Semantic or Covariate? A Study on the Intractable Case of Out-of-Distribution Detection
This work addresses a foundational problem in machine learning for researchers and practitioners in OOD detection, clarifying theoretical limits to improve evaluation and method development.
The paper tackles the ambiguity in defining semantic shifts for out-of-distribution (OOD) detection, leading to intractable testing protocols, by proposing precise definitions of Semantic and Covariate Spaces and a 'Tractable OOD' setting to ensure distinguishability, with experiments validating their theorems.

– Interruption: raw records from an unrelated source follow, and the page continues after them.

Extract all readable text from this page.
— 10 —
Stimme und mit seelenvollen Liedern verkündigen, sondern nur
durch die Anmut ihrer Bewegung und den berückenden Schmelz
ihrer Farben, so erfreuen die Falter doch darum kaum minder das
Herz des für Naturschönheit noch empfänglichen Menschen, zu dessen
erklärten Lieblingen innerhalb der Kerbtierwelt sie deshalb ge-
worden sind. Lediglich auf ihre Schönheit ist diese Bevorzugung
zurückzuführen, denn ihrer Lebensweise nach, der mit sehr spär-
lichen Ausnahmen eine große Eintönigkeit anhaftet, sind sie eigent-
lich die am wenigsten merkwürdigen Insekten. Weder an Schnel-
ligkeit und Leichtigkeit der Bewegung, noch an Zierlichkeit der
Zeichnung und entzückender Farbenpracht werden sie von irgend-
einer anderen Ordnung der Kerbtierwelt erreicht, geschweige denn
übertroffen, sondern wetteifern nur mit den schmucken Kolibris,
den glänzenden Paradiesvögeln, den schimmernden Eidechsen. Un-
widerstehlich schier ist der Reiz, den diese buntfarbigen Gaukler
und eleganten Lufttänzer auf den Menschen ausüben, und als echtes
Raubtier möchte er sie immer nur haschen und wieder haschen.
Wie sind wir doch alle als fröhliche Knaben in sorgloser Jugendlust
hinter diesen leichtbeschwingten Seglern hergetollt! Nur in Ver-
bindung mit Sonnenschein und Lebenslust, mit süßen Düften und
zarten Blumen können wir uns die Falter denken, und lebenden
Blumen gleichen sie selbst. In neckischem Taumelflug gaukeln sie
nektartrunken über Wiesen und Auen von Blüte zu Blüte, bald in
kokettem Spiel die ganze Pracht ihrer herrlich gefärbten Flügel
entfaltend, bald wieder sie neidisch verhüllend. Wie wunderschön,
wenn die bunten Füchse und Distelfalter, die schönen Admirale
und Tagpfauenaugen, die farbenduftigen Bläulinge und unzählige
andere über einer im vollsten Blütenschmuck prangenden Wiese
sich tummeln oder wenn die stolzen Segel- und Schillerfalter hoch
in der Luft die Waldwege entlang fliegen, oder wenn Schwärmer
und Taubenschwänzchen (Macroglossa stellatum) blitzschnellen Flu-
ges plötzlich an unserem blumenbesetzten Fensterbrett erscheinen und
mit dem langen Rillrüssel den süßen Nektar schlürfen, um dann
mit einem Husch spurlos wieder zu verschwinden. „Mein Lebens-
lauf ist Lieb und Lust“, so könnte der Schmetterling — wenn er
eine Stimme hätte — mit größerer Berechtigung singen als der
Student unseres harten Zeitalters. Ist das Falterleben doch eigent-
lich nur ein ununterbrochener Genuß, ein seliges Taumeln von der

The primary goal of out-of-distribution (OOD) detection tasks is to identify inputs with semantic shifts, i.e., if samples from novel classes are absent in the in-distribution (ID) dataset used for training, we should reject these OOD samples rather than misclassifying them into existing ID classes. However, we find the current definition of "semantic shift" is ambiguous, which renders certain OOD testing protocols intractable for the post-hoc OOD detection methods based on a classifier trained on the ID dataset. In this paper, we offer a more precise definition of the Semantic Space and the Covariate Space for the ID distribution, allowing us to theoretically analyze which types of OOD distributions make the detection task intractable. To avoid the flaw in the existing OOD settings, we further define the "Tractable OOD" setting which ensures the distinguishability of OOD and ID distributions for the post-hoc OOD detection methods. Finally, we conduct several experiments to demonstrate the necessity of our definitions and validate the correctness of our theorems.